Anayasal düzenlemeler ve siyasi dönüşümler, Ankara'nın yerel yönetim yapısında köklü değişikliklere yol açtı. 1961 Anayasası, yerel yönetim anlayışında yeni bir dönemin kapısını aralayarak, belediyelerin halkın ortak ihtiyaçlarını karşılamak amacıyla kurulan, tüzel kişiliğe sahip kurumlar olduğunu hükme bağladı. Bu çerçevede, belediye başkanlarının seçim yöntemi de değişti. 27 Temmuz 1963 tarihli ve 307 sayılı yasa ile başkanların belediye meclisi içinden seçilmesi uygulamasına son verildi; artık halk, belediye başkanını doğrudan sandıkta belirlemeye başladı.
1982 Anayasası'nın 127. maddesiyle büyük şehirler için özel yönetim biçimlerinin önü açıldı. Bu hüküm, 1984 yılında uygulamaya konan büyükşehir belediyesi modelinin anayasal temelini oluşturdu.
Ankara’da ise yerel yönetim süreci, Cumhuriyet’in ilanından önce valiliğin belediye işlerini de yürüttüğü merkeziyetçi bir yapıyla sürüyordu. Bu durum, 1961 Anayasası'nın kabulüyle sona erdi ve belediye hizmetleri valilikten ayrılarak bağımsız bir yapı kazandı. Böylece, başkentte belediye başkanları halk oyuyla seçilmeye başlandı.
VEDAT DALOKAY DÖNEMİNDE BAŞKENTE DAMGA VURAN PROJELER

Bu dönemin önemli simalarından biri olan Vedat Ali Dalokay 1949 yılında memleketi Elazığ'da doğdu. 1973 yerel seçimlerinde Cumhuriyet Halk Partisinden (CHP) Ankara Belediye Başkanı seçildi. Oyların yüzde 62’sini alarak göreve gelen Dalokay, başkentte birçok kalıcı projeye imza attı. Ulaşımı kavşaklarla düzenlemesi nedeniyle halk arasında “Göbekçi Dalokay” olarak anıldı. Görev süresi boyunca Sıhhiye'deki Hitit Güneşi Anıtı, Lozan Meydanı, Altınpark, Kuğulu, Abdi İpekçi ve Seğmenler Parkı gibi yapılar Ankara'ya kazandırıldı. Ayrıca Batıkent ve Uydukent projelerinin temelleri de onun döneminde atıldı.

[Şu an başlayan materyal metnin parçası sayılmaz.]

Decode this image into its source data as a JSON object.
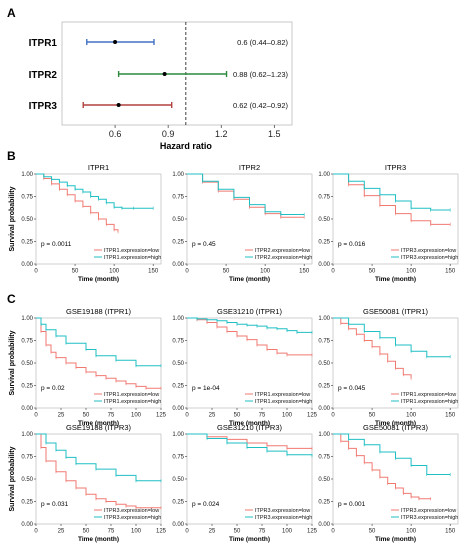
{
  "panels": {
    "A": "A",
    "B": "B",
    "C": "C"
  },
  "forest": {
    "xlabel": "Hazard ratio",
    "ticks": [
      "0.6",
      "0.9",
      "1.2",
      "1.5"
    ],
    "tick_values": [
      0.6,
      0.9,
      1.2,
      1.5
    ],
    "xlim": [
      0.3,
      1.6
    ],
    "ref": 1.0,
    "rows": [
      {
        "label": "ITPR1",
        "hr": 0.6,
        "lo": 0.44,
        "hi": 0.82,
        "text": "0.6 (0.44–0.82)",
        "color": "#4472c4"
      },
      {
        "label": "ITPR2",
        "hr": 0.88,
        "lo": 0.62,
        "hi": 1.23,
        "text": "0.88 (0.62–1.23)",
        "color": "#2e8b3e"
      },
      {
        "label": "ITPR3",
        "hr": 0.62,
        "lo": 0.42,
        "hi": 0.92,
        "text": "0.62 (0.42–0.92)",
        "color": "#b0413e"
      }
    ]
  },
  "km_common": {
    "ylabel": "Survival probability",
    "xlabel": "Time (month)",
    "yticks": [
      "0.00",
      "0.25",
      "0.50",
      "0.75",
      "1.00"
    ],
    "ytick_values": [
      0,
      0.25,
      0.5,
      0.75,
      1.0
    ],
    "low_color": "#f07a72",
    "high_color": "#1fbfc4"
  },
  "chart_data": [
    {
      "type": "line",
      "title": "ITPR1",
      "p": "p = 0.0011",
      "xticks": [
        0,
        50,
        100,
        150
      ],
      "xlim": [
        0,
        160
      ],
      "ylim": [
        0,
        1
      ],
      "series": [
        {
          "name": "ITPR1.expression=low",
          "x": [
            0,
            10,
            20,
            30,
            40,
            50,
            60,
            70,
            80,
            90,
            100,
            105
          ],
          "y": [
            1.0,
            0.95,
            0.89,
            0.83,
            0.77,
            0.7,
            0.64,
            0.57,
            0.5,
            0.44,
            0.38,
            0.36
          ]
        },
        {
          "name": "ITPR1.expression=high",
          "x": [
            0,
            10,
            20,
            30,
            40,
            50,
            60,
            70,
            80,
            90,
            100,
            110,
            125,
            150
          ],
          "y": [
            1.0,
            0.97,
            0.94,
            0.91,
            0.87,
            0.83,
            0.8,
            0.75,
            0.72,
            0.68,
            0.63,
            0.62,
            0.62,
            0.62
          ]
        }
      ]
    },
    {
      "type": "line",
      "title": "ITPR2",
      "p": "p = 0.45",
      "xticks": [
        0,
        50,
        100,
        150
      ],
      "xlim": [
        0,
        160
      ],
      "ylim": [
        0,
        1
      ],
      "series": [
        {
          "name": "ITPR2.expression=low",
          "x": [
            0,
            20,
            40,
            60,
            80,
            100,
            120,
            150
          ],
          "y": [
            1.0,
            0.91,
            0.81,
            0.72,
            0.63,
            0.56,
            0.52,
            0.52
          ]
        },
        {
          "name": "ITPR2.expression=high",
          "x": [
            0,
            20,
            40,
            60,
            80,
            100,
            120,
            150
          ],
          "y": [
            1.0,
            0.92,
            0.83,
            0.74,
            0.66,
            0.58,
            0.55,
            0.55
          ]
        }
      ]
    },
    {
      "type": "line",
      "title": "ITPR3",
      "p": "p = 0.016",
      "xticks": [
        0,
        50,
        100,
        150
      ],
      "xlim": [
        0,
        160
      ],
      "ylim": [
        0,
        1
      ],
      "series": [
        {
          "name": "ITPR3.expression=low",
          "x": [
            0,
            20,
            40,
            60,
            80,
            100,
            125,
            150
          ],
          "y": [
            1.0,
            0.88,
            0.76,
            0.65,
            0.56,
            0.48,
            0.44,
            0.44
          ]
        },
        {
          "name": "ITPR3.expression=high",
          "x": [
            0,
            20,
            40,
            60,
            80,
            100,
            125,
            150
          ],
          "y": [
            1.0,
            0.92,
            0.84,
            0.77,
            0.7,
            0.62,
            0.6,
            0.6
          ]
        }
      ]
    },
    {
      "type": "line",
      "title": "GSE19188 (ITPR1)",
      "p": "p = 0.02",
      "xticks": [
        0,
        25,
        50,
        75,
        100,
        125
      ],
      "xlim": [
        0,
        125
      ],
      "ylim": [
        0,
        1
      ],
      "series": [
        {
          "name": "ITPR1.expression=low",
          "x": [
            0,
            5,
            10,
            15,
            20,
            30,
            40,
            50,
            60,
            70,
            80,
            90,
            100,
            110,
            125
          ],
          "y": [
            1.0,
            0.85,
            0.7,
            0.62,
            0.56,
            0.5,
            0.45,
            0.4,
            0.36,
            0.33,
            0.3,
            0.27,
            0.24,
            0.22,
            0.22
          ]
        },
        {
          "name": "ITPR1.expression=high",
          "x": [
            0,
            5,
            10,
            20,
            30,
            50,
            60,
            80,
            100,
            125
          ],
          "y": [
            1.0,
            0.93,
            0.87,
            0.8,
            0.72,
            0.65,
            0.58,
            0.53,
            0.47,
            0.47
          ]
        }
      ]
    },
    {
      "type": "line",
      "title": "GSE31210 (ITPR1)",
      "p": "p = 1e-04",
      "xticks": [
        0,
        25,
        50,
        75,
        100,
        125
      ],
      "xlim": [
        0,
        125
      ],
      "ylim": [
        0,
        1
      ],
      "series": [
        {
          "name": "ITPR1.expression=low",
          "x": [
            0,
            10,
            20,
            30,
            40,
            50,
            60,
            70,
            80,
            90,
            100,
            125
          ],
          "y": [
            1.0,
            0.98,
            0.95,
            0.9,
            0.85,
            0.8,
            0.76,
            0.7,
            0.65,
            0.61,
            0.59,
            0.59
          ]
        },
        {
          "name": "ITPR1.expression=high",
          "x": [
            0,
            10,
            20,
            30,
            40,
            50,
            60,
            70,
            80,
            90,
            100,
            110,
            125
          ],
          "y": [
            1.0,
            0.99,
            0.98,
            0.97,
            0.95,
            0.93,
            0.92,
            0.91,
            0.89,
            0.88,
            0.86,
            0.84,
            0.84
          ]
        }
      ]
    },
    {
      "type": "line",
      "title": "GSE50081 (ITPR1)",
      "p": "p = 0.045",
      "xticks": [
        0,
        50,
        100,
        150
      ],
      "xlim": [
        0,
        160
      ],
      "ylim": [
        0,
        1
      ],
      "series": [
        {
          "name": "ITPR1.expression=low",
          "x": [
            0,
            10,
            20,
            30,
            40,
            50,
            60,
            70,
            80,
            90,
            100
          ],
          "y": [
            1.0,
            0.94,
            0.88,
            0.82,
            0.75,
            0.68,
            0.6,
            0.52,
            0.44,
            0.37,
            0.33
          ]
        },
        {
          "name": "ITPR1.expression=high",
          "x": [
            0,
            20,
            40,
            60,
            80,
            100,
            120,
            150
          ],
          "y": [
            1.0,
            0.93,
            0.85,
            0.78,
            0.7,
            0.63,
            0.57,
            0.57
          ]
        }
      ]
    },
    {
      "type": "line",
      "title": "GSE19188 (ITPR3)",
      "p": "p = 0.031",
      "xticks": [
        0,
        25,
        50,
        75,
        100,
        125
      ],
      "xlim": [
        0,
        125
      ],
      "ylim": [
        0,
        1
      ],
      "series": [
        {
          "name": "ITPR3.expression=low",
          "x": [
            0,
            5,
            10,
            20,
            30,
            40,
            50,
            60,
            70,
            80,
            90,
            100,
            125
          ],
          "y": [
            1.0,
            0.85,
            0.7,
            0.58,
            0.48,
            0.4,
            0.33,
            0.28,
            0.25,
            0.22,
            0.2,
            0.18,
            0.18
          ]
        },
        {
          "name": "ITPR3.expression=high",
          "x": [
            0,
            10,
            20,
            30,
            40,
            60,
            80,
            100,
            125
          ],
          "y": [
            1.0,
            0.9,
            0.82,
            0.74,
            0.67,
            0.61,
            0.54,
            0.48,
            0.48
          ]
        }
      ]
    },
    {
      "type": "line",
      "title": "GSE31210 (ITPR3)",
      "p": "p = 0.024",
      "xticks": [
        0,
        25,
        50,
        75,
        100,
        125
      ],
      "xlim": [
        0,
        125
      ],
      "ylim": [
        0,
        1
      ],
      "series": [
        {
          "name": "ITPR3.expression=low",
          "x": [
            0,
            20,
            40,
            60,
            80,
            100,
            125
          ],
          "y": [
            1.0,
            0.97,
            0.94,
            0.9,
            0.87,
            0.84,
            0.84
          ]
        },
        {
          "name": "ITPR3.expression=high",
          "x": [
            0,
            20,
            40,
            60,
            80,
            100,
            125
          ],
          "y": [
            1.0,
            0.95,
            0.9,
            0.85,
            0.81,
            0.77,
            0.76
          ]
        }
      ]
    },
    {
      "type": "line",
      "title": "GSE50081 (ITPR3)",
      "p": "p = 0.001",
      "xticks": [
        0,
        50,
        100,
        150
      ],
      "xlim": [
        0,
        160
      ],
      "ylim": [
        0,
        1
      ],
      "series": [
        {
          "name": "ITPR3.expression=low",
          "x": [
            0,
            10,
            20,
            30,
            40,
            50,
            60,
            70,
            80,
            90,
            100,
            110,
            125
          ],
          "y": [
            1.0,
            0.92,
            0.84,
            0.76,
            0.68,
            0.6,
            0.52,
            0.45,
            0.4,
            0.34,
            0.3,
            0.28,
            0.28
          ]
        },
        {
          "name": "ITPR3.expression=high",
          "x": [
            0,
            20,
            40,
            60,
            80,
            100,
            120,
            150
          ],
          "y": [
            1.0,
            0.94,
            0.88,
            0.8,
            0.73,
            0.65,
            0.55,
            0.55
          ]
        }
      ]
    }
  ]
}
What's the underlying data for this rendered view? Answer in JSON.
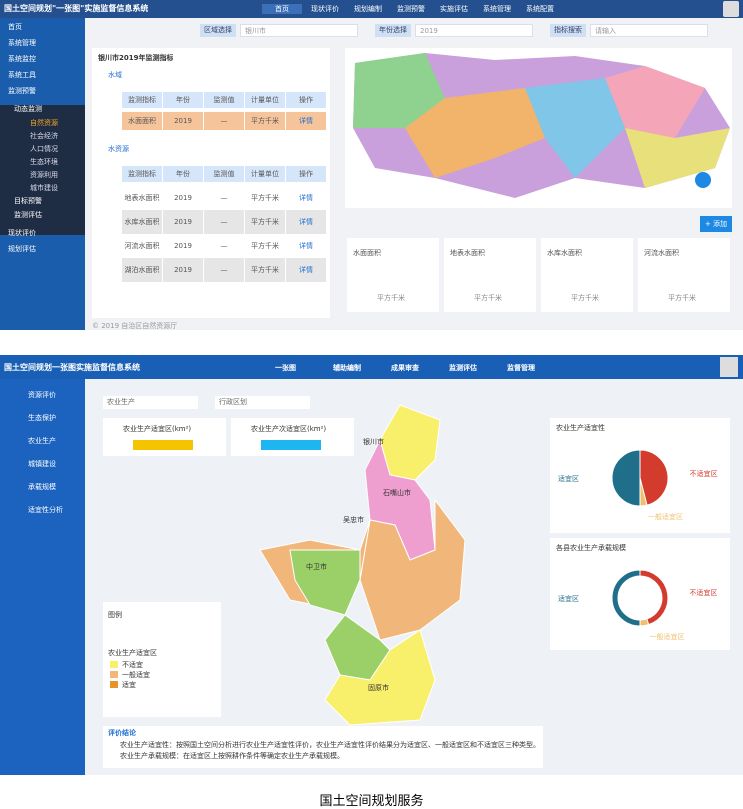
{
  "top": {
    "header": {
      "title": "国土空间规划\"一张图\"实施监督信息系统",
      "nav": [
        "首页",
        "现状评价",
        "规划编制",
        "监测预警",
        "实施评估",
        "系统管理",
        "系统配置"
      ]
    },
    "sidebar": [
      "首页",
      "系统管理",
      "系统监控",
      "系统工具",
      "监测预警"
    ],
    "submenu": {
      "title": "动态监测",
      "items": [
        "自然资源",
        "社会经济",
        "人口情况",
        "生态环境",
        "资源利用",
        "城市建设"
      ],
      "after": [
        "目标预警",
        "监测评估"
      ]
    },
    "sidebar_after": [
      "现状评价",
      "规划评估"
    ],
    "filters": [
      {
        "label": "区域选择",
        "value": "银川市"
      },
      {
        "label": "年份选择",
        "value": "2019"
      },
      {
        "label": "指标搜索",
        "value": "请输入"
      }
    ],
    "panel_title": "银川市2019年监测指标",
    "sections": [
      {
        "name": "水域",
        "columns": [
          "监测指标",
          "年份",
          "监测值",
          "计量单位",
          "操作"
        ],
        "rows": [
          [
            "水面面积",
            "2019",
            "—",
            "平方千米",
            "详情"
          ]
        ]
      },
      {
        "name": "水资源",
        "columns": [
          "监测指标",
          "年份",
          "监测值",
          "计量单位",
          "操作"
        ],
        "rows": [
          [
            "地表水面积",
            "2019",
            "—",
            "平方千米",
            "详情"
          ],
          [
            "水库水面积",
            "2019",
            "—",
            "平方千米",
            "详情"
          ],
          [
            "河流水面积",
            "2019",
            "—",
            "平方千米",
            "详情"
          ],
          [
            "湖泊水面积",
            "2019",
            "—",
            "平方千米",
            "详情"
          ]
        ]
      }
    ],
    "add_button": "+ 添加",
    "cards": [
      {
        "name": "水面面积",
        "unit": "平方千米"
      },
      {
        "name": "地表水面积",
        "unit": "平方千米"
      },
      {
        "name": "水库水面积",
        "unit": "平方千米"
      },
      {
        "name": "河流水面积",
        "unit": "平方千米"
      }
    ],
    "footer": "© 2019 自治区自然资源厅"
  },
  "bottom": {
    "header": {
      "title": "国土空间规划一张图实施监督信息系统",
      "nav": [
        "一张图",
        "辅助编制",
        "成果审查",
        "监测评估",
        "监督管理"
      ]
    },
    "sidebar": [
      "资源评价",
      "生态保护",
      "农业生产",
      "城镇建设",
      "承载规模",
      "适宜性分析"
    ],
    "selects": [
      "农业生产",
      "行政区划"
    ],
    "stats": [
      {
        "label": "农业生产适宜区(km²)"
      },
      {
        "label": "农业生产次适宜区(km²)"
      }
    ],
    "cities": [
      "石嘴山市",
      "银川市",
      "吴忠市",
      "中卫市",
      "固原市"
    ],
    "legend": {
      "title": "图例",
      "sub": "农业生产适宜区",
      "items": [
        "不适宜",
        "一般适宜",
        "适宜"
      ]
    },
    "pie": {
      "title": "农业生产适宜性",
      "labels": [
        "不适宜区",
        "一般适宜区",
        "适宜区"
      ],
      "values": [
        46,
        4,
        50
      ]
    },
    "donut": {
      "title": "各县农业生产承载规模",
      "labels": [
        "不适宜区",
        "一般适宜区",
        "适宜区"
      ],
      "values": [
        45,
        5,
        50
      ]
    },
    "conclusion": {
      "title": "评价结论",
      "lines": [
        "农业生产适宜性：按照国土空间分析进行农业生产适宜性评价，农业生产适宜性评价结果分为适宜区、一般适宜区和不适宜区三种类型。",
        "农业生产承载规模：在适宜区上按照耕作条件等确定农业生产承载规模。"
      ]
    }
  },
  "caption": "国土空间规划服务"
}
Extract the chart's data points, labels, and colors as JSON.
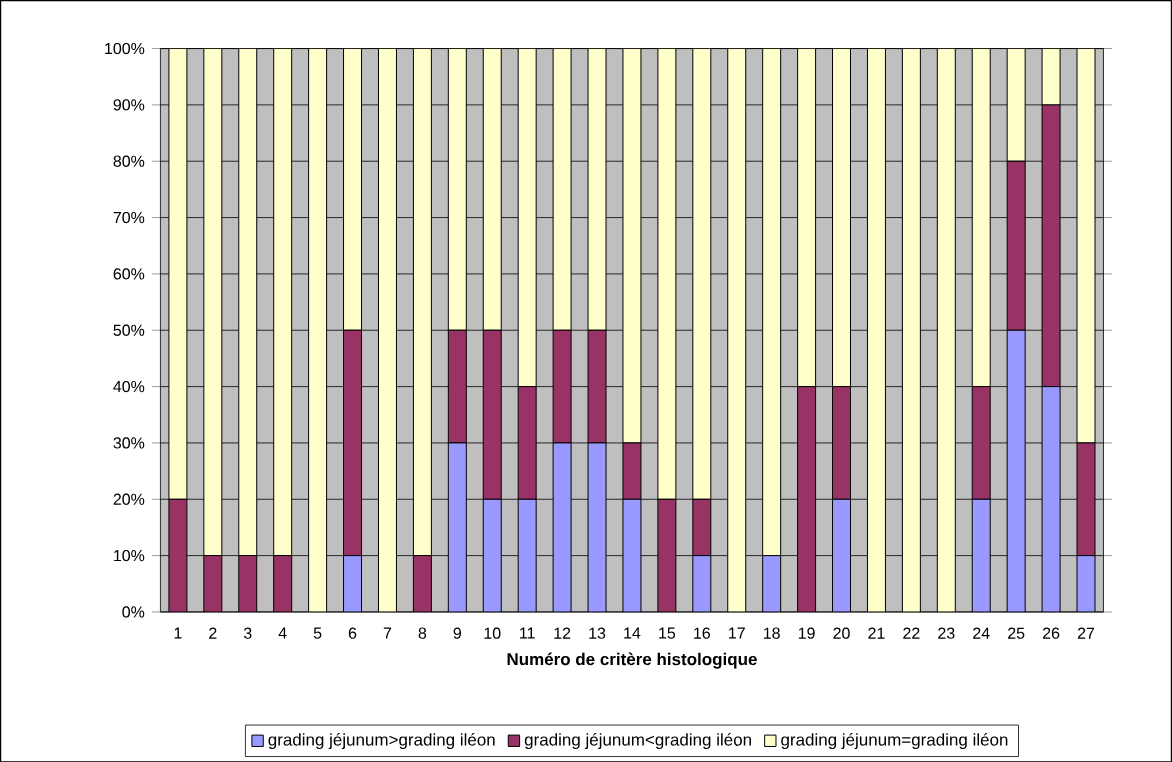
{
  "chart_data": {
    "type": "bar",
    "stacked": true,
    "xlabel": "Numéro de critère histologique",
    "categories": [
      "1",
      "2",
      "3",
      "4",
      "5",
      "6",
      "7",
      "8",
      "9",
      "10",
      "11",
      "12",
      "13",
      "14",
      "15",
      "16",
      "17",
      "18",
      "19",
      "20",
      "21",
      "22",
      "23",
      "24",
      "25",
      "26",
      "27"
    ],
    "series": [
      {
        "name": "grading jéjunum>grading iléon",
        "color": "#9999ff",
        "values": [
          0,
          0,
          0,
          0,
          0,
          10,
          0,
          0,
          30,
          20,
          20,
          30,
          30,
          20,
          0,
          10,
          0,
          10,
          0,
          20,
          0,
          0,
          0,
          20,
          50,
          40,
          10
        ]
      },
      {
        "name": "grading jéjunum<grading iléon",
        "color": "#993366",
        "values": [
          20,
          10,
          10,
          10,
          0,
          40,
          0,
          10,
          20,
          30,
          20,
          20,
          20,
          10,
          20,
          10,
          0,
          0,
          40,
          20,
          0,
          0,
          0,
          20,
          30,
          50,
          20
        ]
      },
      {
        "name": "grading jéjunum=grading iléon",
        "color": "#ffffcc",
        "values": [
          80,
          90,
          90,
          90,
          100,
          50,
          100,
          90,
          50,
          50,
          60,
          50,
          50,
          70,
          80,
          80,
          100,
          90,
          60,
          60,
          100,
          100,
          100,
          60,
          20,
          10,
          70
        ]
      }
    ],
    "ylim": [
      0,
      100
    ],
    "yticks": [
      {
        "value": 0,
        "label": "0%"
      },
      {
        "value": 10,
        "label": "10%"
      },
      {
        "value": 20,
        "label": "20%"
      },
      {
        "value": 30,
        "label": "30%"
      },
      {
        "value": 40,
        "label": "40%"
      },
      {
        "value": 50,
        "label": "50%"
      },
      {
        "value": 60,
        "label": "60%"
      },
      {
        "value": 70,
        "label": "70%"
      },
      {
        "value": 80,
        "label": "80%"
      },
      {
        "value": 90,
        "label": "90%"
      },
      {
        "value": 100,
        "label": "100%"
      }
    ],
    "grid": "y",
    "legend": "bottom"
  }
}
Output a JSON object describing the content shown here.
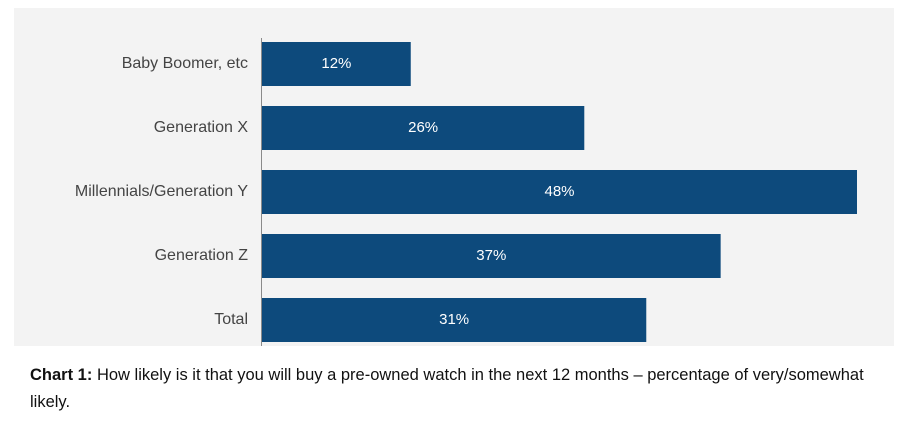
{
  "chart_data": {
    "type": "bar",
    "orientation": "horizontal",
    "categories": [
      "Baby Boomer, etc",
      "Generation X",
      "Millennials/Generation Y",
      "Generation Z",
      "Total"
    ],
    "values": [
      12,
      26,
      48,
      37,
      31
    ],
    "value_labels": [
      "12%",
      "26%",
      "48%",
      "37%",
      "31%"
    ],
    "unit": "%",
    "xlim": [
      0,
      48
    ],
    "grid": false,
    "legend": "none",
    "bar_color": "#0d4a7c",
    "background_color": "#f3f3f3"
  },
  "caption": {
    "prefix": "Chart 1:",
    "text": "How likely is it that you will buy a pre-owned watch in the next 12 months – percentage of very/somewhat likely."
  }
}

Kocatepe Camiinin inşası için açılan mimari yarışmada birincilik ödülünü Vedat Dalokay’ın çağdaş çizgiler taşıyan projesi kazandı. Proje doğrultusunda temeller atıldıysa da, tasarımın "fazla modern" bulunduğu gerekçesiyle uygulamadan vazgeçildi. Bunun yerine, 1967 yılında Hüsrev Tayla ve Fatin Uluengin’in klasik Osmanlı mimarisini esas alan tasarımıyla yeniden temel atıldı. Ancak bu proje de, Mimar Sinan'ın üslubunu birebir taklit ettiği yönünde eleştirilere hedef oldu. Dalokay’ın yarışma için hazırladığı modern cami projesi ise tamamen rafa kaldırılmadı; revize edilerek Pakistan’ın başkenti İslamabad’da, bugün Faysal Camii olarak bilinen ikonik yapıya dönüştü.
Vedat Dalokay, 1973 yılında gerçekleştirilen yerel seçimlerde Cumhuriyet Halk Partisinin adayı olarak büyük bir başarı elde etti ve oyların yüzde 62’sini alarak Ankara Belediye Başkanlığı görevine seçildi.
En yakın rakibi Adalet Partisi adayı Cevat Önder ise 57 bin 527 oyla yüzde 36,26’da kaldı. Böylece Dalokay, rakibine açık fark atarak 1977 yılına kadar sürdüreceği başkanlık görevine başladı.
Dalokay’ın yaklaşık 140 bin seçmen tarafından desteklendiğini ve rakiplerine karşı net bir üstünlük sağladığını gösteriyor. CHP’nin yerel seçimlerde gösterdiği güçlü performans, Vedat Dalokay’ın başarılı kampanyasıyla birleşince, “toplumcu belediyecilik” anlayışı Ankara’da güçlü şekilde temsil edildi.
Dalokay’ın bu üstün başarısı, Ankara’da CHP’nin yerel yönetimde güçlü bir vizyonla temsil edilmesine zemin hazırladı.
Görevini 1977 yılında Ali Dinçer’e devreden Dalokay, daha sonra kısa süreliğine gazetecilik yaptı ve 1984’te SODEP’ten büyükşehir belediye başkanlığına aday oldu ancak seçilemedi. Mimarlık kimliğiyle de tanınan Dalokay, İslamabad’daki Kral Faysal Camii’nin mimari tasarımını yaparak uluslararası başarıya da imza attı.